I am trying to understand the proof of Theorem 1.3 from https://people.math.osu.edu/burghelea.1/MaterialDiffTopology/Smale.pdf
It is stated as follows:
Let $f:M\to V$ be a $C^q$ Fredholm map with $q>\max(\operatorname{index}f,0)$. Then the regular values of $f$ form a residual subset of $V$.
For context for the proof, $U$ is an open subset of a Banach space $E$, $x_0\in U$, $A=Df(x_0):E\to E'$ and $E'$ is another Banach space. I understand why it is sufficient to prove the result locally. These are the parts of the proof I don't understand:
- Since $\ker(A)$ is finite dimensional, $E$ can be written in the form $E_1\times \ker(A)$ (I understand why $\ker(A)$ is finite dimensional because $f$ is Fredholm but why does that imply the existence of $E_1$?)

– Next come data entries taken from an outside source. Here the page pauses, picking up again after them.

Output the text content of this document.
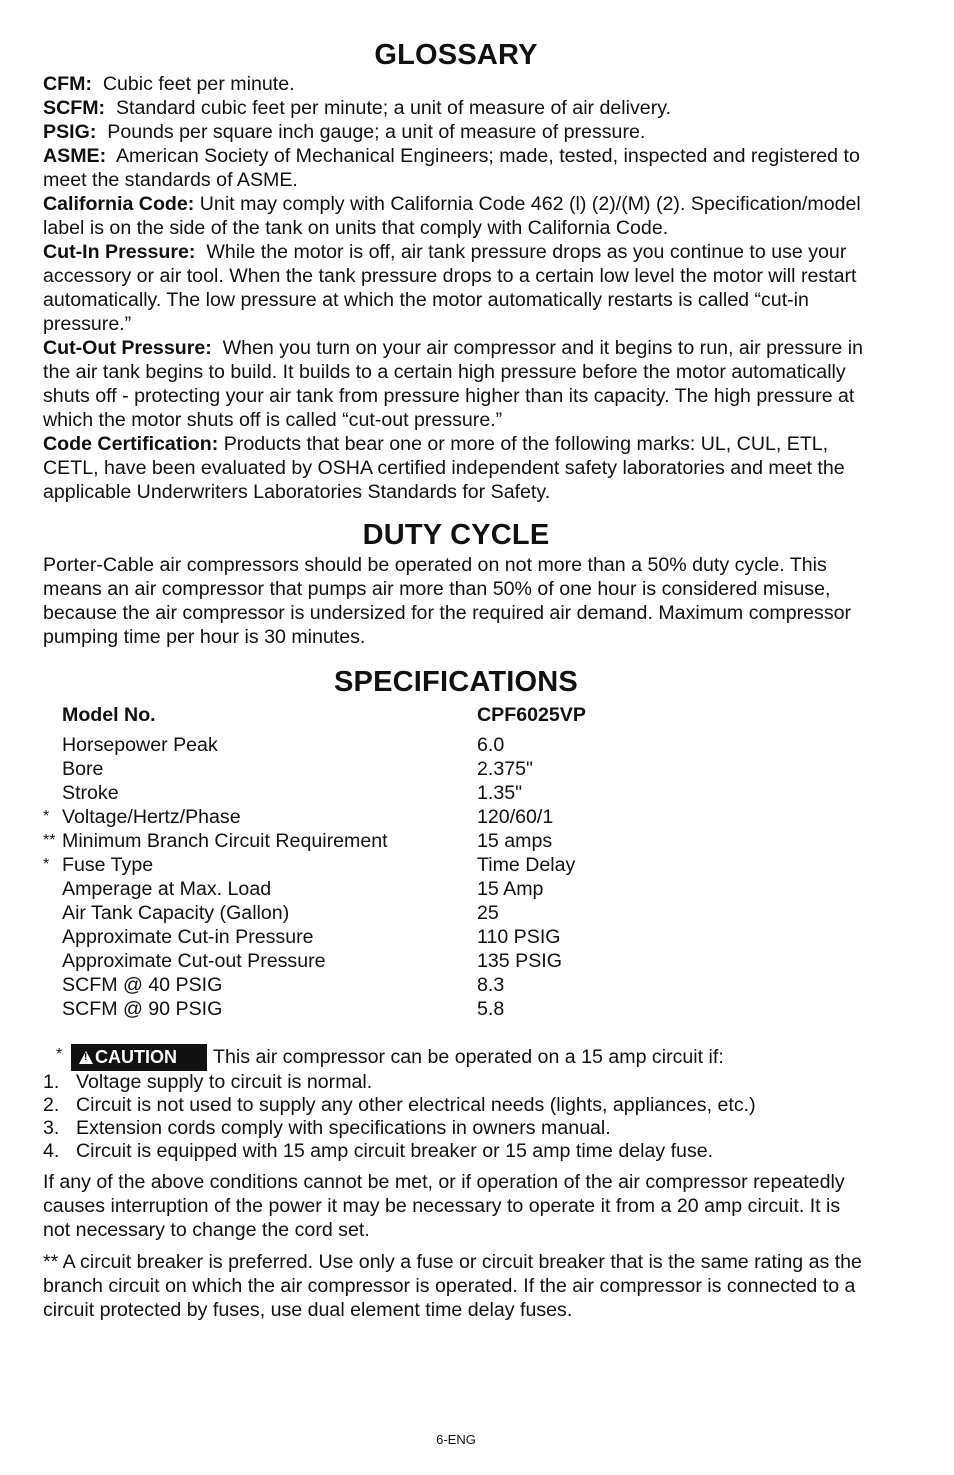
GLOSSARY

CFM: Cubic feet per minute.

SCFM: Standard cubic feet per minute; a unit of measure of air delivery.

PSIG: Pounds per square inch gauge; a unit of measure of pressure.

ASME: American Society of Mechanical Engineers; made, tested, inspected and registered to meet the standards of ASME.

California Code: Unit may comply with California Code 462 (l) (2)/(M) (2). Specification/model label is on the side of the tank on units that comply with California Code.

Cut-In Pressure: While the motor is off, air tank pressure drops as you continue to use your accessory or air tool. When the tank pressure drops to a certain low level the motor will restart automatically. The low pressure at which the motor automatically restarts is called “cut-in pressure.”

Cut-Out Pressure: When you turn on your air compressor and it begins to run, air pressure in the air tank begins to build. It builds to a certain high pressure before the motor automatically shuts off - protecting your air tank from pressure higher than its capacity. The high pressure at which the motor shuts off is called “cut-out pressure.”

Code Certification: Products that bear one or more of the following marks: UL, CUL, ETL, CETL, have been evaluated by OSHA certified independent safety laboratories and meet the applicable Underwriters Laboratories Standards for Safety.

DUTY CYCLE

Porter-Cable air compressors should be operated on not more than a 50% duty cycle. This means an air compressor that pumps air more than 50% of one hour is considered misuse, because the air compressor is undersized for the required air demand. Maximum compressor pumping time per hour is 30 minutes.

SPECIFICATIONS
Model No.	CPF6025VP
Horsepower Peak	6.0
Bore	2.375"
Stroke	1.35"
* Voltage/Hertz/Phase	120/60/1
** Minimum Branch Circuit Requirement	15 amps
* Fuse Type	Time Delay
Amperage at Max. Load	15 Amp
Air Tank Capacity (Gallon)	25
Approximate Cut-in Pressure	110 PSIG
Approximate Cut-out Pressure	135 PSIG
SCFM @ 40 PSIG	8.3
SCFM @ 90 PSIG	5.8
*
! CAUTION This air compressor can be operated on a 15 amp circuit if:
1. Voltage supply to circuit is normal.
2. Circuit is not used to supply any other electrical needs (lights, appliances, etc.)
3. Extension cords comply with specifications in owners manual.
4. Circuit is equipped with 15 amp circuit breaker or 15 amp time delay fuse.

If any of the above conditions cannot be met, or if operation of the air compressor repeatedly causes interruption of the power it may be necessary to operate it from a 20 amp circuit. It is not necessary to change the cord set.

** A circuit breaker is preferred. Use only a fuse or circuit breaker that is the same rating as the branch circuit on which the air compressor is operated. If the air compressor is connected to a circuit protected by fuses, use dual element time delay fuses.

6-ENG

- The first partial derivative $D_1f(p,q):E_1\to E$ maps $E_1$ injectively onto a closed subspace of $E$ for all $(p,q)$ sufficiently close to $x_0\doteq(p_0,q_0)$ (I understand why $D_1f(p,q)(E_1)$ is a subspace because $D_1f$ is linear and $E_1$ is a subspace. I know that $D_1(f,q)(E_1)$ is closed because the range of a Fredholm operator is closed and I believe that $D_1f$ should be a Fredholm operator since $Df$ is a Fredholm operator. Why does $D_1f(p,q)$ need to be injective in a neighborhood of $x_0$?)
- Using the implicit function theorem, we can choose a product neighborhood $C_1\times C_2$ of $(p_0,q_0)$ in $E_1\times \ker(A)$ such that $C_2$ is compact and if $q\in C_2$, $f$ restricted to $C_1\times \{q\}$ is a (differentiable) homeomorphism onto its image. (The previous point shows that $D_1f$ is injective. If we can show that $D_1f$ is also surjective then $D_1f$ is invertible and we can apply the Implicit Function Theorem. The Implicit Function Theorem would imply that there exists a neighborhood $C_1\subset E_1$ of $p_0$ and a unique continuously differentiable function $g:C_1\to \ker(A)$ such that $f(p,g(p))=0$ and $Dg(p)=(D_1f)^{-1}(p,g(p))D_2f(p,g(p))$ for every $p\in C_1$. Why does this imply the existence of $C_2$?)
- Why does item 3 complete the proof of the theorem (the proof ends after this sentence)? We need to show that the regular values of $f$ restricted to a small enough open set is a residual set.